MATARAM INSIDE

Indonesia – Dapatkan berita terbaru tentang Indonesia. Baca Breaking News on Indonesia diperbarui dan diterbitkan di Maratam Inside

Tes yang mengukur jumlah alkohol melalui kulit telinga | Ilmu

Para peneliti di Tokyo Medical and Dental University di Jepang telah mengembangkan perangkat yang dapat menangkap alkohol yang dipancarkan dari kulit telinga. Ini mirip dengan pelindung pendengaran atau penutup telinga, tetapi mengukur jumlah alkohol dalam darah. Untuk menulis majalah ilmiah terkenal “New Scientist”.




Dalam tes napas klasik, subjek harus meniup dengan mantap ke perangkat selama beberapa detik, tetapi tidak semua orang berhasil dalam hal ini. “Anda tidak bisa menipu kulit Anda,” kata peneliti Jepang Koji Toma.

kurang berkeringat

Toma dan rekannya sebelumnya mencoba mengukur kadar alkohol dalam darah di sepanjang kulit tangan, tetapi segera ternyata kulit telinga lebih nyaman: permukaan kulit lebih besar, kulit lebih tipis, dan kelenjar keringat lebih sedikit. . Lagi pula, terlalu banyak kelenjar keringat menyebabkan hasil yang goyah. Tampaknya “jika sinyal tidak stabil, kami tidak dapat memperkirakan konsentrasi dengan benar”.

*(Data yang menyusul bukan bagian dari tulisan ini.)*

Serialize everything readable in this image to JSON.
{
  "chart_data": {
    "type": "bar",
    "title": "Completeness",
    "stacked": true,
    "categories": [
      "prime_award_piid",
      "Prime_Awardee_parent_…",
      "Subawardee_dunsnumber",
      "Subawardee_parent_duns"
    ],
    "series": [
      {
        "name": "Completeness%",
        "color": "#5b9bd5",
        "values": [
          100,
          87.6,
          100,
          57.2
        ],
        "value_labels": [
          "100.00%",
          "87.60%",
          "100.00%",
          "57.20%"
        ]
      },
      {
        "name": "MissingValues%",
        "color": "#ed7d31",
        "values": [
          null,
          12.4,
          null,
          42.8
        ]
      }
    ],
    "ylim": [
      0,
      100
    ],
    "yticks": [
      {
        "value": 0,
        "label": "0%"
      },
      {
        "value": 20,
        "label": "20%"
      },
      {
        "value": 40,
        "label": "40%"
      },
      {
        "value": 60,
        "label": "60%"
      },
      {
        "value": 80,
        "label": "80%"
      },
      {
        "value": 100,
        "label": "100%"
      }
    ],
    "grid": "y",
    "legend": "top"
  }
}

Para peneliti mengotak-atik sepasang penutup telinga sehingga mereka bisa meniupkan aliran udara masuk dan keluar. Tiga dari peserta tes memakai perangkat selama 140 menit sambil minum alkohol dan melakukan tes napas secara teratur.

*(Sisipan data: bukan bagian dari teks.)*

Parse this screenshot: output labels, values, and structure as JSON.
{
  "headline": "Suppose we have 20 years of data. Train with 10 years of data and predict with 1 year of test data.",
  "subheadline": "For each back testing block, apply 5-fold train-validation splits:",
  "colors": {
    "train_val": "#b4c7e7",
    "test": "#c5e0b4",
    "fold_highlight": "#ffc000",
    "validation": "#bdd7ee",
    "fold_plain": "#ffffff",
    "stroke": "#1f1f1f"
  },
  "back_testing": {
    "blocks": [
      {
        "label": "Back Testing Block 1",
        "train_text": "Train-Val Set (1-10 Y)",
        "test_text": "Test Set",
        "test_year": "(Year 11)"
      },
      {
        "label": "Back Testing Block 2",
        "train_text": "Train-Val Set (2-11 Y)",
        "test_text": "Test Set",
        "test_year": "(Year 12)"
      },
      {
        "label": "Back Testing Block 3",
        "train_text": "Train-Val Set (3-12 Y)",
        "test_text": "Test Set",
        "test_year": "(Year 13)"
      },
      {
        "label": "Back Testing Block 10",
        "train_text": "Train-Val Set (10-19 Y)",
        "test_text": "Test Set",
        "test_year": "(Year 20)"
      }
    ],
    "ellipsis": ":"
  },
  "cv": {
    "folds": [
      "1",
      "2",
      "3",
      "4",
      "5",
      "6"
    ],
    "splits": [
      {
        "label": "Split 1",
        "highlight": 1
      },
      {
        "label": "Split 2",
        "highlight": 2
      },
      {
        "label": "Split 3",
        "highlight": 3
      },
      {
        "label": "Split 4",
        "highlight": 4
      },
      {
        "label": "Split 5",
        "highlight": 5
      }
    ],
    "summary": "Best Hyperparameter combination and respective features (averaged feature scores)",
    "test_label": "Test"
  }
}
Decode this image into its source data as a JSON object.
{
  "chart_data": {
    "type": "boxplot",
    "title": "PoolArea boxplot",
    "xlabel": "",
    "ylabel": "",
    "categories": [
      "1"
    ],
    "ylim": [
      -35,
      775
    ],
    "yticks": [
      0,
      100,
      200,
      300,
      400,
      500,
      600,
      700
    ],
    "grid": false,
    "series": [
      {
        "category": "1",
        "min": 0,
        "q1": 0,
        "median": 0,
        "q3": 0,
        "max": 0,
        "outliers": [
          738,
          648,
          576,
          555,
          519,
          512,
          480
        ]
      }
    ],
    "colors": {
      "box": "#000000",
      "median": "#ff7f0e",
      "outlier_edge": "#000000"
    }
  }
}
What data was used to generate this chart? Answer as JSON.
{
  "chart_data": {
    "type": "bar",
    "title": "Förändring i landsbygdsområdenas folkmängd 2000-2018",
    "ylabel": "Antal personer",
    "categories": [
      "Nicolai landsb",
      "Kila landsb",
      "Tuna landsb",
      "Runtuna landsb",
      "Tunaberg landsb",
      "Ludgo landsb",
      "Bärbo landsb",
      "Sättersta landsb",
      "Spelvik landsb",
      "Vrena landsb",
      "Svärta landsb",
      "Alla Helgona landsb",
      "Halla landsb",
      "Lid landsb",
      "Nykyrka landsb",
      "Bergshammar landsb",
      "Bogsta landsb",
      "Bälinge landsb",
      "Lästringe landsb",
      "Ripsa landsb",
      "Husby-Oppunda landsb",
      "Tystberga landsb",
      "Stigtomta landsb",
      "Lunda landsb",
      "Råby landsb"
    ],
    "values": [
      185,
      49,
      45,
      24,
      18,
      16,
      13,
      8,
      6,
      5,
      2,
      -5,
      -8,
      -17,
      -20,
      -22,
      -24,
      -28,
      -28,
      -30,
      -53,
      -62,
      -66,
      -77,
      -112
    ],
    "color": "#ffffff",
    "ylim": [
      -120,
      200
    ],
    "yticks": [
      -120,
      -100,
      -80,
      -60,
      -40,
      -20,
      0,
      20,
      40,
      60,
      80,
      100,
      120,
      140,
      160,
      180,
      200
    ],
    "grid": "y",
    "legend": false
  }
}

Tiga belas menit lebih lambat

Udara yang keluar dari earbud dikirim ke sensor uap etanol. Para peneliti menemukan bahwa pengukuran dari penutup telinga cocok dengan tes pernapasan, tetapi dengan penundaan 13 menit.

Agar dapat berfungsi sebagai tes alkohol, subjek harus menyiapkan perangkat selama 30 detik, kata para peneliti. Perangkat harus langsung menyentuh kulit telinga: rambut panjang harus didorong ke samping. Para peneliti ingin mengembangkan konsep ini untuk juga dapat mengukur biokimia dalam darah.